Em primeiro lugar, existe a exportação indireta que pode ser realizada através de tradings, cooperativas ou de agentes exportadores. Esta é a forma que exige o menor envolvimento da empresa, poucos investimentos, pois toda ou quase toda a operação de exportação é feita pelos intermediários que já possuem know-how suficiente do assunto.

Existe ainda a alternativa da exportação direta, onde a empresa assume integralmente a responsabilidade por suas atividades de exportação. Aqui, novamente, surgem formas variadas de a empresa efetuar a exportação, como por exemplo através de um departamento de exportação, de uma filial ou subsidiária de vendas no exterior ou de vendedores "itinerantes" de exportação. A exportação direta é mais utilizada pelas empresas cujo mercado no exterior cresceu o suficiente para que ela assuma sua própria atividade de exportação.

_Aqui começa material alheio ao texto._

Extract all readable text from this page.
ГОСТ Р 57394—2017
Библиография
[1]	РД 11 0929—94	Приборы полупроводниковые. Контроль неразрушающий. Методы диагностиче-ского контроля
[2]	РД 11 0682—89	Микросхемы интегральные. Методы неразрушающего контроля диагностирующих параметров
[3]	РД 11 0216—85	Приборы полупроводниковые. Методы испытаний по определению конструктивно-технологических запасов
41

Os dados conhecidos (Coutinho, 1978) indicam que apenas 19% das empresas brasileiras produtoras e exportadoras de manufaturados praticam a exportação direta, enquanto os restantes 81% exportam apenas indiretamente, sendo 41% através de agentes comerciais, 31% através de pedidos de importadores, 8% através de trading companies e 1% através de cooperativas. Os dados indicam, portanto, o pequeno envolvimento e, conseqüentemente, pequeno grau de controle que as empresas brasileiras possuem sobre seu canal de exportação. Indicam também uma participação extremamente reduzida das cooperativas e das tradings companies com a exportação de manufaturados.

3. A DECISÃO DE EXPORTAR: DOS ASPECTOS CONCEITUAIS À PRÁTICA NACIONAL

Qualquer discussão sobre o processo decisório relativo à entrada de empresas nas atividades de exportação não pode deixar de considerar as duas principais abordagens conceituais; a primeira, que pressupõe um processo estruturado baseado unicamente em fatores de negócios, tais como objetivos da empresa, lucratividade etc, e a segunda, que dá ênfase aos fatores de natureza psicológica ou comportamental, em complemento aos fatores economicamente racionais. Exemplos da abordagem estrutural podem ser encontrados, entre outros, cm Kotler (1974) e Tookey (1975), que apresentam modelos bastante elaborados do processo decisório de exportação. Para Kotler, a decisão de exportar faz parte da decisão de marketing internacional, pois ela é uma de suas etapas. Esta decisão deveria basear-se na existência de oportunidades no exterior e nos recursos existentes na empresa, concluindo-se daí pela atratividade ou não de se envolver em atividades de marketing no exterior. Estas atividades podem se desenvolver de duas maneiras distintas: a empresa é procurada por alguém interessado em importar os seus produtos ou ela mesma toma a iniciativa de analisar o mercado externo como uma opção para seus negócios. Neste último caso, a empresa necessita tomar uma decisão relativa à seleção de mercado onde deverá entrar, que deveria contemplar a estimativa de potencial dos mercados em perspectiva, a previsão de participação nesses mercados, a previsão de custos e lucros e uma estimativa da taxa de retorno sobre o investimento a ser realizado. À seleção de mercados deveriam seguir-se as decisões de entrada e operação e de composto de marketing, englobando produto, preço, distribuição e promoção para o mercado externo. A última decisão a ser considerada refere-se à organização interna da empresa para tratar de suas operações no exterior. Tookey, por seu lado, além de apresentar um modelo de decisão seqüencial à semelhança de Kotler, chama a atenção para os diferentes níveis hierárquicos onde certos tipos de decisão são tomados. Assim, por exemple, enquanto a decisão inicial de entrada nas atividades de exportação deveria ser tomada pelo mais alto nível hierárquico nas empresas, as decisões de mercado ficariam por conta do gerente de marketing.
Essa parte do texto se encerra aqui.